Wednesday, August 13, 2008

ICC task force aims to convince players of Pakistan safety

Haroon Lorgat, the ICC chief executive, and Brian Murgatroyd, the media and communications manager, after wrapping up their trip to Karachi.

As the ICC task force wrapped up its visit to Pakistan to assess security concerns ahead of September's Champions Trophy, its real work begins now. Members of the panel will head to Australia, New Zealand and England, where they will also meet with South Africa, in a bid to convince top players from the countries not to pull out over security concerns.

Haroon Lorgat, the ICC chief executive, admitted the next step in ensuring a top-quality tournament might not be so simple. "I think it's not easy to convince people that are feeling uncertain about something," Lorgat said in Karachi on the last leg of the task force's three-day visit. "It is a difficult task but we have to do our best and, inshallah, we will be able to convince them."

A group led by Lorgat will go to England early next week while David Richardson, the ICC's general manager of cricket, will head meetings in New Zealand on Thursday and Australia on Friday. Tim May, the chief executive of the Federation of International Cricketers' Associations, and Geoff Lawson, the Pakistan coach, will travel with Richardson.

David Morgan, the ICC president, will receive the results of the meetings on August 20 and make "a further assessment of the comfort levels of our participating members". "We are committed to a safe and secure event in Pakistan," Morgan said. "We believe these visits and the feedback we get from them will play a major role in us achieving those ends."

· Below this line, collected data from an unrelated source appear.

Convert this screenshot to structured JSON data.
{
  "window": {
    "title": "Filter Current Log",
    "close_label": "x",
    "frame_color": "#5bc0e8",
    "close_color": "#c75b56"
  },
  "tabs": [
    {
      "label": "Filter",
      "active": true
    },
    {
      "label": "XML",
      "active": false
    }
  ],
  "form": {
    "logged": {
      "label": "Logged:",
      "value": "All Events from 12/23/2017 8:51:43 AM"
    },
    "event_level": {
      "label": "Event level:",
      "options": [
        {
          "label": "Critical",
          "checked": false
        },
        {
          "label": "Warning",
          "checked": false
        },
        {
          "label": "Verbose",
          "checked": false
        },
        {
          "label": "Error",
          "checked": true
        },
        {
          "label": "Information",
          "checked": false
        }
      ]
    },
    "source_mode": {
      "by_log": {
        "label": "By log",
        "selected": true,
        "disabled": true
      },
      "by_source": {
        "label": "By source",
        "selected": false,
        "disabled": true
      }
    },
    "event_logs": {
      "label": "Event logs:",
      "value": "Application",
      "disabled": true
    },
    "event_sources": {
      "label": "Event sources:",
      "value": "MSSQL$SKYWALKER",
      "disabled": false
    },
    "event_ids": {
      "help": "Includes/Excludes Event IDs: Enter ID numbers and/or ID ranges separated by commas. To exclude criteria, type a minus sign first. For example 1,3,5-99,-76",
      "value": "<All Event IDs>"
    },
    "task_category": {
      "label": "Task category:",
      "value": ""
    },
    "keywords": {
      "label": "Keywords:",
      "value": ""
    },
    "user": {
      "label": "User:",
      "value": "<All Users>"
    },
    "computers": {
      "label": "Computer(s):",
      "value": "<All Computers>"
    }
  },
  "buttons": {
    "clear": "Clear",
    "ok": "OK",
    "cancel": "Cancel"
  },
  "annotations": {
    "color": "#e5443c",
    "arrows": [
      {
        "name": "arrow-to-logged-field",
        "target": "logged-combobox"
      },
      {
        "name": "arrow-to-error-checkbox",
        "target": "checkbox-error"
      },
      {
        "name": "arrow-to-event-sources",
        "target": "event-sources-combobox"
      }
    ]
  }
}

Though the ICC is satisfied with the security measures in place - Rawalpindi has been dropped from the schedule, leaving Karachi and Lahore as the only venues - transporting that confidence on to reluctant players will be the big job. "The first thing we should look at is what we can do," Lorgat said. "What we will try and do is convey the type of confidence we have in the measures that are in place, hence why we will go to member countries to convince them.

"You've got to remember that, unfortunately, they sit far away and they've not been to Pakistan. They might not share the sentiment that we do and it would be good of us to go and explain to them exactly what measures are in place and raise their levels of confidence. Some of us who've been here feel satisfied with the security measures. If we can convince them, then there is no issue."

Lorgat did hint again that no action is likely against players who opt out, saying "we can never force anybody to come and play in the competition". "We will do our very best to convince them. The member countries have signed participation agreements to send their teams."

Lorgat also gave details of the task force's visit. "We've had two very entertaining days in Pakistan," he said. "We got into Islamabad and met with officials and diplomats in the day. We then proceeded to Lahore to get a physical demonstration of the security measures that have largely been recommended in various security consultant reports and observed them. Similarly, we've observed them in Karachi." Observations will be shared and points noted before two teams head off on missions to either side of the planet."

Confirmation of the cutting of Rawalpindi from the schedule came after the group was unable to check the security arrangements during the Asia Cup in June and July. "There has been no way for us to formulate an opinion on the venue," Lorgat said.

"We believe that by excluding Rawalpindi and using just two venues, both of them successful hosts during the Asia Cup, it will remove doubt, allow a further concentration of resources and thus improve comfort levels for all stakeholders in the event." Lahore will host eight of the 15 games, including the opening match on September 12 and the final on September 28.

Lorgat also acknowledged there could be further visits to Pakistan by the task force, should the situation arise. "It is difficult to predict because the brief is to exist through to the end of the tournament. It is a dynamic process. If something different was to occur or the environment was to change then perhaps the task force may well re-visit. At this stage I cannot say but certainly the task force will exist to the end of the tournament."